Gordy laughed under his breath and answered mysteriously, "I guess you could say that."
I became more interesting, asking, "Really? You could beat someone up for me?"
Gordy kept laughing but wouldn't answer me. He seemed to be more amused by my intrigue than anything. We reached the end of the second hallway, and I looked over and noticed a young woman about my age standing at the top of the stairs. She was beautiful, with long curly blond locks, a set of piercing green eyes, a perfect model like figure and face, except for one minor flaw: she had a long and elaborate beard.
Her beard stood out against the ballroom dress she was wearing, and at first I thought she was wearing a necklace of some kind, so I concentrated a little too closely, and her green eyes narrowed sharply. She shouted at me angrily from where she was standing a few yards away, "What the hell are you looking at?"
I was startled by her sharp tongue, and I took a step back, blinking rapidly. Gordy told the girl in a more irritated tone, "Ali, this is Trumbly's niece, Liz. He told us she was coming today and she's never been around Carnies before, remember?"
Ali softened a little when Gordy spoke, and I caught the hint that she had feelings for him. Whether he shared those feelings or not, I couldn't tell, because I didn't get to look at Gordy's face before Ali started on me again, "She was staring at me like I'm some kind of Carnie Freak!"
Gordy scoffed and replied, "Ali, we are Carnie Freaks."
She pointed at me with aggravation and continued arguing, "I am not a Freak when I'm not working, and I refuse to be looked at as such in my house!"
"I'm sorry, I wasn't trying to offend you.
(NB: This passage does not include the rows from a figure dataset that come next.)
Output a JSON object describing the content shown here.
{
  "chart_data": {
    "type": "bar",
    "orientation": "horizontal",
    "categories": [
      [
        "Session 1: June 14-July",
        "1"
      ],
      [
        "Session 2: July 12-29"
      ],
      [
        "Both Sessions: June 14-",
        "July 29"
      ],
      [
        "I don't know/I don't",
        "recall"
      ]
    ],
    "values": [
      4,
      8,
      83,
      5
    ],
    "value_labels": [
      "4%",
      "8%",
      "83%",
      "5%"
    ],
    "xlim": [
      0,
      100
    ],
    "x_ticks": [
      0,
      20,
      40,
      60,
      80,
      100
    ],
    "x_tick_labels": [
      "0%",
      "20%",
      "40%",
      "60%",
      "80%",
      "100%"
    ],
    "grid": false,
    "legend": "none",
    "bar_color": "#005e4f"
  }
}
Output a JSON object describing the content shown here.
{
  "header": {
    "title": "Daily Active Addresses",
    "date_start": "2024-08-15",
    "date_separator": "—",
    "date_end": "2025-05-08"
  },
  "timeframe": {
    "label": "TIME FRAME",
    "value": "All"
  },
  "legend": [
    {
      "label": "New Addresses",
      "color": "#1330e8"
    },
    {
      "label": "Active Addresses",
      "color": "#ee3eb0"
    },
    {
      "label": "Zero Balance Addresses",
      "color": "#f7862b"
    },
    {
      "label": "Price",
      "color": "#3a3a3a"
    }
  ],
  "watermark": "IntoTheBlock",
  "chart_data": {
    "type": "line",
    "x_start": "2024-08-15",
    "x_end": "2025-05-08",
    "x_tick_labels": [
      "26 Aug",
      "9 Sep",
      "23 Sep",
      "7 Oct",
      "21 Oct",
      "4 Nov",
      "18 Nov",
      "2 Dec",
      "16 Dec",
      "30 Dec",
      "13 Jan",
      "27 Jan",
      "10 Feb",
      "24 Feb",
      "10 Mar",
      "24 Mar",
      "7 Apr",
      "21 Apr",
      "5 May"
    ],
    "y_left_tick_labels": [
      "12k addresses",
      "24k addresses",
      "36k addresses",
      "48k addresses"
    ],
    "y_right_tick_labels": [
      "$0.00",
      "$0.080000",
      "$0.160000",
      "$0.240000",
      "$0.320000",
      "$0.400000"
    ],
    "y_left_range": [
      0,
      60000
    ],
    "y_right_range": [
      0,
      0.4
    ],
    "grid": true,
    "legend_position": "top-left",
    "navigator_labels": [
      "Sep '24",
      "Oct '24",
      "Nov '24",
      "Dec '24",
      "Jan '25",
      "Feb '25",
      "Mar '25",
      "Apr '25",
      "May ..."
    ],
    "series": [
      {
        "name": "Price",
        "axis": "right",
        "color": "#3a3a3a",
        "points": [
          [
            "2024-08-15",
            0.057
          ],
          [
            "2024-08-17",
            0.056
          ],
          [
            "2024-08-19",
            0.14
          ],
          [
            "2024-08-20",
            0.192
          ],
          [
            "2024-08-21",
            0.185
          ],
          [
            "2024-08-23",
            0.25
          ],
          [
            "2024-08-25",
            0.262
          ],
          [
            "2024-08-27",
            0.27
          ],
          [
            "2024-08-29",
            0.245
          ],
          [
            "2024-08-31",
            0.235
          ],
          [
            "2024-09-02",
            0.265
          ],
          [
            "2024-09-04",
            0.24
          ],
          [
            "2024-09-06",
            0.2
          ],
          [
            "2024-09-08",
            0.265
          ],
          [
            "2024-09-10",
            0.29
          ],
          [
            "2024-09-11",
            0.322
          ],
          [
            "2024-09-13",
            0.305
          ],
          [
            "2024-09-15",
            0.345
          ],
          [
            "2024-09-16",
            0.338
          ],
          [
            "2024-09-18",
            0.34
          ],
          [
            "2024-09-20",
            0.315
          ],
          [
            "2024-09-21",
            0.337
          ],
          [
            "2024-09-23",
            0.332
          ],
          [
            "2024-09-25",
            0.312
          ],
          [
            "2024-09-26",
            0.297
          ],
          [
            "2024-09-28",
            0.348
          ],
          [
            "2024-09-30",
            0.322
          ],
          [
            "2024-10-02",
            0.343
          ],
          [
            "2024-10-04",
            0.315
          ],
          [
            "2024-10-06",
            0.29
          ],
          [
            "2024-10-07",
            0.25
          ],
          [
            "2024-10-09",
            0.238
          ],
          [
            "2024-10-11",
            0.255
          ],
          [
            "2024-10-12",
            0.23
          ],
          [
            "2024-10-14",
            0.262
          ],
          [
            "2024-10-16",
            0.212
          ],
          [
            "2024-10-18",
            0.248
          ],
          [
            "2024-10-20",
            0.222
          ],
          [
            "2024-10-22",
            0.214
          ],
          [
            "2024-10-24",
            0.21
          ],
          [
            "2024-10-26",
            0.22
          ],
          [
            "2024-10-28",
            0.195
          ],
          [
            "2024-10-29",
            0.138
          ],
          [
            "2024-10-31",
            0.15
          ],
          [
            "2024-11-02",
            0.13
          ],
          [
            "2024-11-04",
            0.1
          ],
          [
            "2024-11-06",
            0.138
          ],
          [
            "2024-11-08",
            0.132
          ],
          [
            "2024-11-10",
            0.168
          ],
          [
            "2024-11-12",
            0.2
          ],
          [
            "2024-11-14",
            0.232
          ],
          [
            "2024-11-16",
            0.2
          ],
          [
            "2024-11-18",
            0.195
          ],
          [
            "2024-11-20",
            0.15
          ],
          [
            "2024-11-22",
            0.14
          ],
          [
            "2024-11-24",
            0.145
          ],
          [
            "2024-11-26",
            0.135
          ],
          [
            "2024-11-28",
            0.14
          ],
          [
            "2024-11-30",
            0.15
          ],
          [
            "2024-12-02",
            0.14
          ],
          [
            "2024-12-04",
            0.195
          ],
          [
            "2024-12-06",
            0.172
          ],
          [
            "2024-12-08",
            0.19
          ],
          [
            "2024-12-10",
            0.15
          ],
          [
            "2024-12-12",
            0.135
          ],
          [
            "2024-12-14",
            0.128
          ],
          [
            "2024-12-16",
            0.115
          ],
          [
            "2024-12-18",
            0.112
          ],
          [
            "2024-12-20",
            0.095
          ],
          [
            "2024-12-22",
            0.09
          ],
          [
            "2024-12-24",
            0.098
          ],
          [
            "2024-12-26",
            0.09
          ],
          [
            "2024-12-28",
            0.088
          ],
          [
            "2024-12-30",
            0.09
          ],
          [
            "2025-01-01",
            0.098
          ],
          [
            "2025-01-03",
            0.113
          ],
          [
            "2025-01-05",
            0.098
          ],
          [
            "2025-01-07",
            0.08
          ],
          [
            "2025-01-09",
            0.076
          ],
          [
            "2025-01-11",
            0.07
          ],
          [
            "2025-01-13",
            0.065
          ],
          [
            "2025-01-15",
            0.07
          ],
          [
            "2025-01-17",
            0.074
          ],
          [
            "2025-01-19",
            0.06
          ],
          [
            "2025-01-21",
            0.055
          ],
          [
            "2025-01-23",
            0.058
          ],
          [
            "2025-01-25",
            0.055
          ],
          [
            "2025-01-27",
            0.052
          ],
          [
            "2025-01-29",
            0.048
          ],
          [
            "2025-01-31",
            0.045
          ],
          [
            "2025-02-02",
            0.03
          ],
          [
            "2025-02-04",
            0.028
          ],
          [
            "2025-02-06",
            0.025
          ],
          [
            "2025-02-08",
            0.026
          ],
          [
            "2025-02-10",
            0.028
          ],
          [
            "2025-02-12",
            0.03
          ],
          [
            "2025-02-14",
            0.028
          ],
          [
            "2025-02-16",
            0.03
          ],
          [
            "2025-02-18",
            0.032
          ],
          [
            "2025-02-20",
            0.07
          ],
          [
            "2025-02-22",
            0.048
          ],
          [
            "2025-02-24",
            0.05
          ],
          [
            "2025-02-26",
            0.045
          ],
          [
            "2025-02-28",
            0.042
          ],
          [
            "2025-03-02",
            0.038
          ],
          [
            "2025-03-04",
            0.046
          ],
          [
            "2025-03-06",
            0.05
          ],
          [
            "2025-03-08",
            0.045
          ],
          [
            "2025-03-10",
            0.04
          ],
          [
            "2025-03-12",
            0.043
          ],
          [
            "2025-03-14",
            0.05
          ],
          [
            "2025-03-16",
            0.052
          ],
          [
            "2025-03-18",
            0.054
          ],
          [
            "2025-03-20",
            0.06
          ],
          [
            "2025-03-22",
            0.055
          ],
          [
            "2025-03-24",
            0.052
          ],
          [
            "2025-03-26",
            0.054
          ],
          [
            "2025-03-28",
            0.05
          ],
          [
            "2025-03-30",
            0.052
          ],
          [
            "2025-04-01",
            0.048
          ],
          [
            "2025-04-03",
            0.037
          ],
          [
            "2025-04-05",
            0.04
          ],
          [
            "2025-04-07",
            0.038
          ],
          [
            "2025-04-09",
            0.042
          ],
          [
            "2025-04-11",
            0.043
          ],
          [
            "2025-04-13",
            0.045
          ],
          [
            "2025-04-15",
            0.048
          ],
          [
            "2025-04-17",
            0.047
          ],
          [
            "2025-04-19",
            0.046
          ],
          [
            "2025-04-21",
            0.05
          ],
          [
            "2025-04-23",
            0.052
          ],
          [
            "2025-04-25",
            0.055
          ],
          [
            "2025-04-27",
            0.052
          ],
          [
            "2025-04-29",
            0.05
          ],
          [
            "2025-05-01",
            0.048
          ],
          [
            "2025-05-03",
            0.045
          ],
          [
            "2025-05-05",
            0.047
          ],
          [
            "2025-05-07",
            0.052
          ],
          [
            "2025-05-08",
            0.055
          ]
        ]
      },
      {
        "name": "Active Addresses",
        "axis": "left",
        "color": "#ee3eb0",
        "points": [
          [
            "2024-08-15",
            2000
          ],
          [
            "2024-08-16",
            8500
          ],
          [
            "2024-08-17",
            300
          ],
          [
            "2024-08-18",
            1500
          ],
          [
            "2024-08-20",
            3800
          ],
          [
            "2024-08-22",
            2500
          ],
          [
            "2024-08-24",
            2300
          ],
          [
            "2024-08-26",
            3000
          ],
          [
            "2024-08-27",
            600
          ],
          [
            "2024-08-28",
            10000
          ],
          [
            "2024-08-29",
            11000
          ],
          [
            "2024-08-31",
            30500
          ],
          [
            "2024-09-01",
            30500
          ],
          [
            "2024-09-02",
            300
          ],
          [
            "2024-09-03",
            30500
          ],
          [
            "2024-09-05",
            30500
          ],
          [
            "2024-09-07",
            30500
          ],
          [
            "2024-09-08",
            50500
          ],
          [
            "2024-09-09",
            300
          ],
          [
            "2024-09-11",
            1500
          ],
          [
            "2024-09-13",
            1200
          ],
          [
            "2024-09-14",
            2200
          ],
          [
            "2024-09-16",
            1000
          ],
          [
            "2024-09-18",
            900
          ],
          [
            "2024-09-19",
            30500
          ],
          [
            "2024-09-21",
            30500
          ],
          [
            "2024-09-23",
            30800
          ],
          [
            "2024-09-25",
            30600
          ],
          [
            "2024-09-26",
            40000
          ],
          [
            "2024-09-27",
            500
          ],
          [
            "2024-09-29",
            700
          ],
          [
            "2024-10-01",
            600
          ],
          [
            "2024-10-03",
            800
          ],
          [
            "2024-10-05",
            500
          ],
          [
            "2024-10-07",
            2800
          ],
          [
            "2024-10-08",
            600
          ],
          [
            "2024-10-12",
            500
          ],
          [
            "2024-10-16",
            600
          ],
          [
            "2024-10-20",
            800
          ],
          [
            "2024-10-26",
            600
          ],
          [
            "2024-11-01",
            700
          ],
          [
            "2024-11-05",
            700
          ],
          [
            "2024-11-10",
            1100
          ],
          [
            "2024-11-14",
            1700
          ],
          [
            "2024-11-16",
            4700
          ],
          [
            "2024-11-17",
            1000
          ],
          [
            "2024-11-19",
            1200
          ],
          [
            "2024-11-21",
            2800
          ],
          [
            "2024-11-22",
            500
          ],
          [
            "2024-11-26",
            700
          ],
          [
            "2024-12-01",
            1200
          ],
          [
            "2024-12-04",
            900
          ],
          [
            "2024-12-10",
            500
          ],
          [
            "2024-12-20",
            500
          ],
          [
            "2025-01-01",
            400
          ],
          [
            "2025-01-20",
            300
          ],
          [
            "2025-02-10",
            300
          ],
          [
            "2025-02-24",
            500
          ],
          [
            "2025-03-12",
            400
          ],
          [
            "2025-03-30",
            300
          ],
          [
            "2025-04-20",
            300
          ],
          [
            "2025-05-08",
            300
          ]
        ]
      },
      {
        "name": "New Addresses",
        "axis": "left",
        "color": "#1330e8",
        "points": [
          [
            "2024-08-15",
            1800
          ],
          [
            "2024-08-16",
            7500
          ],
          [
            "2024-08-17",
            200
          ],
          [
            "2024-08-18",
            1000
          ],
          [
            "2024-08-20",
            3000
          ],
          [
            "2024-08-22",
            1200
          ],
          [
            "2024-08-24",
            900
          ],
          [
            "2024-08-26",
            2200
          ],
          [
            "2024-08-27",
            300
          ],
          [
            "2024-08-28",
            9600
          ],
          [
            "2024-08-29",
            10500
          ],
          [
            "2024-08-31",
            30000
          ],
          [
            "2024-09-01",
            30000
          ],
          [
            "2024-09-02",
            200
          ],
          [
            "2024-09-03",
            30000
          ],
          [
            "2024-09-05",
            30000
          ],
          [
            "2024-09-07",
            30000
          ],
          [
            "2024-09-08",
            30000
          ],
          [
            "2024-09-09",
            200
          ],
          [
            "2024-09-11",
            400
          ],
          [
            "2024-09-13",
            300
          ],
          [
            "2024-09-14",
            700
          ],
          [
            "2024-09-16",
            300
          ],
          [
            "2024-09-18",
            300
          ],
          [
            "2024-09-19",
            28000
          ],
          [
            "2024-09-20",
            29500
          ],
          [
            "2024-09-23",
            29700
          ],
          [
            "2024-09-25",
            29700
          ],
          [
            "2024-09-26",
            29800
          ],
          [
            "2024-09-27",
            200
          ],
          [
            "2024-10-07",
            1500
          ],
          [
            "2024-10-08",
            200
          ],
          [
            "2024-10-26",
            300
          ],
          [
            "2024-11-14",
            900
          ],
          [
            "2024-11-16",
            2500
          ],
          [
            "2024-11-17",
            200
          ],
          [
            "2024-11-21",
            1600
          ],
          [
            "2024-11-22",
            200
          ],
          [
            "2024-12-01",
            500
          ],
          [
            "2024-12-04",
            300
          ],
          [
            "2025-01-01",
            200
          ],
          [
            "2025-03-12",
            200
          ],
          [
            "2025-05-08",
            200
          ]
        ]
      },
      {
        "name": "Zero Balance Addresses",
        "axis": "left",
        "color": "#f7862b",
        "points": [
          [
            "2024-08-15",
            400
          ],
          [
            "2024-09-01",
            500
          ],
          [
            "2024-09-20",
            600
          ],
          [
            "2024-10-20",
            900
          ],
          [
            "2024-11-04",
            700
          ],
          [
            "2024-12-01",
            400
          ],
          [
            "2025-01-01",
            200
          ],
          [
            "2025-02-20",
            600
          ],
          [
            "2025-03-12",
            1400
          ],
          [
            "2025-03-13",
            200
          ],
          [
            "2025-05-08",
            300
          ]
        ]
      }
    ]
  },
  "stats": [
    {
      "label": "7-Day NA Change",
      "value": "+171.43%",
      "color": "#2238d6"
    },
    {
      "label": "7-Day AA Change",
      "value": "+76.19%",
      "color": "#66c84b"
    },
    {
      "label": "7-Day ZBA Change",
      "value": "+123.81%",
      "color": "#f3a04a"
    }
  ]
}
I just thought your beard was something else," I tried to recover.
That only made Ali more upset, and she countered quickly, "Oh, so you are so put off by my beard that you would rather it be something else!"
I shook my head, but couldn't come up with the words to stop Ali's assumption of me. Gordy sighed heavily and replied, "Ali, you're putting words into Liz's mouth. Mazzy told you to work on that in our last group session."
Ali put her hands on her hips and continued to stare at me, shouting, "Oh great! Now she's going to think I'm an unstable Freak because I go to therapy!"
"What? No! I..." was all that would come out of my mouth.
Gordy took me by the arm and pulled me away with a little more strength than he had been using before. I followed him with no problem, not wanting to hear Ali continue her tirade of rage against me. When we were safely back in the hallway, Gordy said, "I think that's enough showing around for one day. You'll be meeting most of the folks here during supper anyway."
He didn't sound very delighted when he said that, and I began to wonder what was in store for mealtime with a house full of such diverse and sometimes touchy people. Maybe my father was right, and this place was the worst punishment he could give me.